Niecodziennie – ciemne łazienki bez płytek

Polskie łazienki coraz częściej odbiegają od niezbyt ciekawego stereotypu. W wielu już dawno nie ma błękitnych płytek z dekorami w rybki. Łazienki zaczynają przypominać małe pokoje kąpielowe lub domowe SPA. Jest w nich przytulnie, obok wanny stoją tapicerowane meble (lub choćby miękkie pufy, taborety), a ściany wcale nie są wyściełane glazurą. Bywa, że inwestorzy pozostawiają je gładkie, pomalowane wodoodporną farbą, a obok luster wieszają obrazy.

Fot. TechniStone® – Noble Athos Brown

Na zdjęciach możecie zobaczyć dwie duże łazienki, gdzie na ścianach i podłodze nie ma ani typowych płytek, ani płyt konglomeratowych. Twórcy projektu postanowili połączyć w nim kilka kolorów, które pozornie do łazienki nie za bardzo pasują – mowa o ciemnej szarości i brązie.

Pierwsze wnętrze zostało pomalowane dość ciemnym odcieniem plasującym się gdzieś pomiędzy grafitem a niebieskim. Całość rozjaśniają białe szafki wyglądające niczym pokojowe komody oraz biała wolnostojąca wanna. Srebrne łapy – nóżki, na których postawiono wannę, nadają jej eleganckiego charakteru w stylu retro. Z kolei zawieszone nad wanną rośliny wprowadzają do łazienki piękną, mocną zieleń i nieco wiejskiego klimatu.

Warto zwrócić też uwagę na blaty, które są ciemnobrązowe. Efekt? Łazienka przypomina salon kąpielowy w wiejskim dworku sprzed 200 lat.

Fot. TechniStone® – Noble Imperial Grey

Drugie wnętrze jest bardziej nowoczesne, ale zestawienie czarnych ścian z białą szafką i szarym blatem nie jest tym, co często widujemy w polskich łazienkach. Wbrew pozorom, niecodzienny miks sprawdza się nadzwyczaj dobrze. Choć całość uzupełniają ciemne dodatki, wnętrze nie jest ponure, ale eleganckie (kryształowe gałki!) i przytulne.

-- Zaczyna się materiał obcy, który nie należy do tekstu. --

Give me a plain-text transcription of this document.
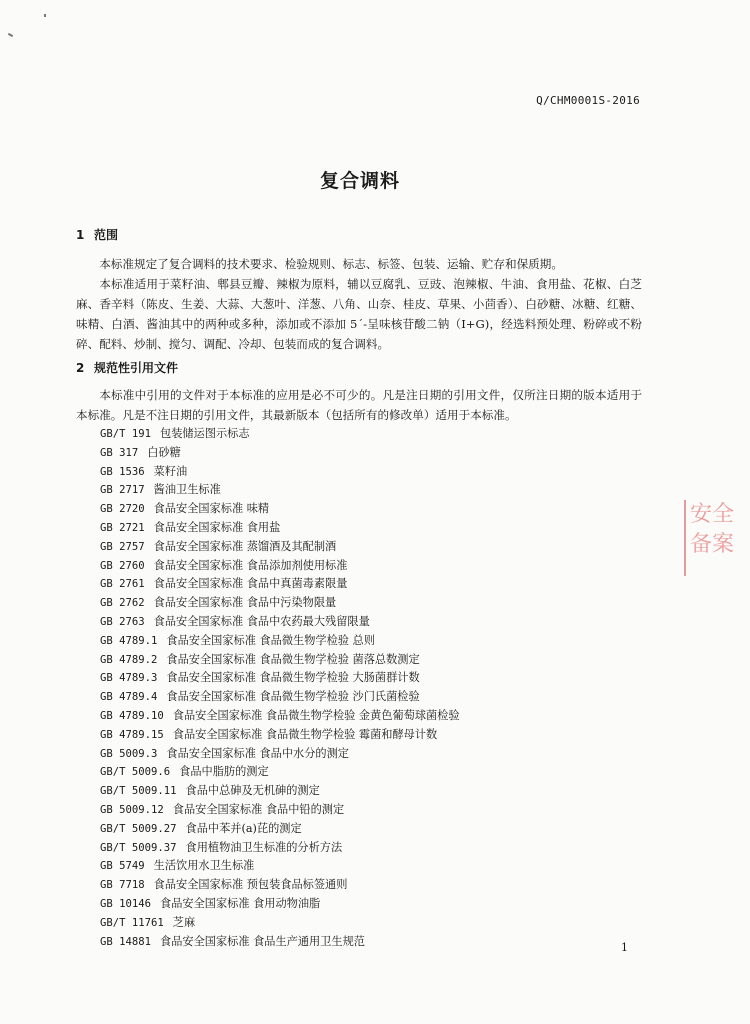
Q/CHM0001S-2016
复合调料
1 范围
本标准规定了复合调料的技术要求、检验规则、标志、标签、包装、运输、贮存和保质期。
本标准适用于菜籽油、郫县豆瓣、辣椒为原料，辅以豆腐乳、豆豉、泡辣椒、牛油、食用盐、花椒、白芝麻、香辛料（陈皮、生姜、大蒜、大葱叶、洋葱、八角、山奈、桂皮、草果、小茴香）、白砂糖、冰糖、红糖、味精、白酒、酱油其中的两种或多种，添加或不添加 5´-呈味核苷酸二钠（I+G)，经选料预处理、粉碎或不粉碎、配料、炒制、搅匀、调配、冷却、包装而成的复合调料。
2 规范性引用文件
本标准中引用的文件对于本标准的应用是必不可少的。凡是注日期的引用文件，仅所注日期的版本适用于本标准。凡是不注日期的引用文件，其最新版本（包括所有的修改单）适用于本标准。
GB/T 191 包装储运图示标志
GB 317 白砂糖
GB 1536 菜籽油
GB 2717 酱油卫生标准
GB 2720 食品安全国家标准 味精
GB 2721 食品安全国家标准 食用盐
GB 2757 食品安全国家标准 蒸馏酒及其配制酒
GB 2760 食品安全国家标准 食品添加剂使用标准
GB 2761 食品安全国家标准 食品中真菌毒素限量
GB 2762 食品安全国家标准 食品中污染物限量
GB 2763 食品安全国家标准 食品中农药最大残留限量
GB 4789.1 食品安全国家标准 食品微生物学检验 总则
GB 4789.2 食品安全国家标准 食品微生物学检验 菌落总数测定
GB 4789.3 食品安全国家标准 食品微生物学检验 大肠菌群计数
GB 4789.4 食品安全国家标准 食品微生物学检验 沙门氏菌检验
GB 4789.10 食品安全国家标准 食品微生物学检验 金黄色葡萄球菌检验
GB 4789.15 食品安全国家标准 食品微生物学检验 霉菌和酵母计数
GB 5009.3 食品安全国家标准 食品中水分的测定
GB/T 5009.6 食品中脂肪的测定
GB/T 5009.11 食品中总砷及无机砷的测定
GB 5009.12 食品安全国家标准 食品中铅的测定
GB/T 5009.27 食品中苯并(a)芘的测定
GB/T 5009.37 食用植物油卫生标准的分析方法
GB 5749 生活饮用水卫生标准
GB 7718 食品安全国家标准 预包装食品标签通则
GB 10146 食品安全国家标准 食用动物油脂
GB/T 11761 芝麻
GB 14881 食品安全国家标准 食品生产通用卫生规范
安全
备案
1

Czy to się może udać? Kuchnie z czarnymi blatami

 Czas na kuchnie. Od lat prym wśród mebli kuchennych wiodą fronty pomalowane na biało lub klasyczne, drewniane. Inne szafki zdarzają się, owszem, ale nie są normą, a wyjątkiem od niej. Niektórzy stawiają na modne szarości, inni decydują się zaszaleć i łączą np. białe fronty z zielonymi lub czarne z czerwonymi.

Podobnie jest z blatami. Biel jest bardzo modna i często wybierana. Nie bez powodu w ofercie TechniStone® znajduje się konglomerat kwarcytowy w najjaśniejszym odcieniu bieli na rynku. Ale biel czy wariacje na jej temat (ten kolor może mieć naprawdę wiele odcieni) to nie wszystko, czym warto się zainteresować.

Na zdjęciach możecie zobaczyć dwa wnętrza, w których bieli nie brakuje, ale blaty są czarne i błyszczące. Czy to strzał w kolano? Czarne meble mogą być kłopotliwe, bo, niestety, na ciemnych powierzchniach lepiej niż na innych widać kurz albo ślady dłoni. Jednak to nie musi być problemem.

Fot. TechniStone® – Briliant Black

Czarny blat ma jedną ogromną zaletę – wygląda obłędnie. Jest elegancki i ponadczasowy. Przyciąga wzrok i sprawia, że wyspa kuchenna staje się centrum kuchni. W pierwszej stylizacji widać błyszczący blat kontrastujący z jasnymi frontami mebli i drewnem stołu. W drugiej blat jest bardziej matowy i wzorzysty – idealnie zgrywa się z mozaiką na ścianach.

Choć inwestorzy postawili na czerń, nie muszą się obawiać. Blaty TechniStone® sprząta się niezwykle łatwo (wystarczy woda z mydłem lub spryskiwacz do czyszczenia), a konglomerat jest trwały oraz odporny na zadrapania i inne uszkodzenia mechaniczne. Poza tym nie odbarwia się bez względu na to, jaki rodzaj potrawy się na nim przygotowuje. A to oznacza, że nieskazitelną czernią można cieszyć się przez długie lata. Ponadto materiał objęty jest 10-letnią gwarancją producenta.